Sky blue vs Shoji White
Sky blue (RAL Classic) and Shoji White (Sherwin-Williams) come from different manufacturers. Hue-wise, Sky blue belongs to the blue family and Shoji White to the beige-greige family. The 55-point LRV gap — 74 for Shoji White vs 19 for Sky blue — means Shoji White will open up a space more effectively. A ΔE of 58.8 puts these firmly in different territory — two distinct design choices rather than close alternatives. Below you'll find 2 real-room photo comparisons where both colors appear side by side, plus 5 simulated room previews.
Sky blue vs Shoji White in Real Spaces
2 real rooms side by side. Seeing Sky blue and Shoji White in actual rooms makes the difference concrete; browse the spaces below to get a feel for how each color lives on a wall.
House
A full exterior is the most demanding test for a paint color — scale and outdoor light both amplify differences that seem small on a swatch.

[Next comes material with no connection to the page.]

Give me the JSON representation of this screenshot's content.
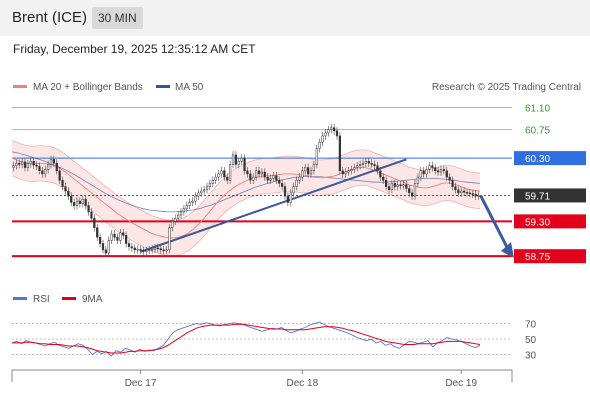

Shoji White returns significantly more light to the room — in a smaller or darker space, that difference in perceived brightness is hard to miss.
Front Door
On a front door, the color is both the first and last thing you see — a context where even a modest tonal difference reads clearly. Shoji White reflects noticeably more light off the walls, making the space read more open than Sky blue.
Color Details
Sky blue vs Shoji White Simulated Comparison
5 simulated room previews — drag the slider on each to see Sky blue on one side and Shoji White on the other.
Digital color is approximate. These simulations are generated from the manufacturer's hex values and overlaid on grayscale room photos — your screen's calibration, brightness, and viewing angle all affect how they render. Before committing to either color, test physical samples in your own space under the light you actually live with.
More Sky blue comparisons
See how Sky blue stacks up against other well-photographed colors across different brands and tones.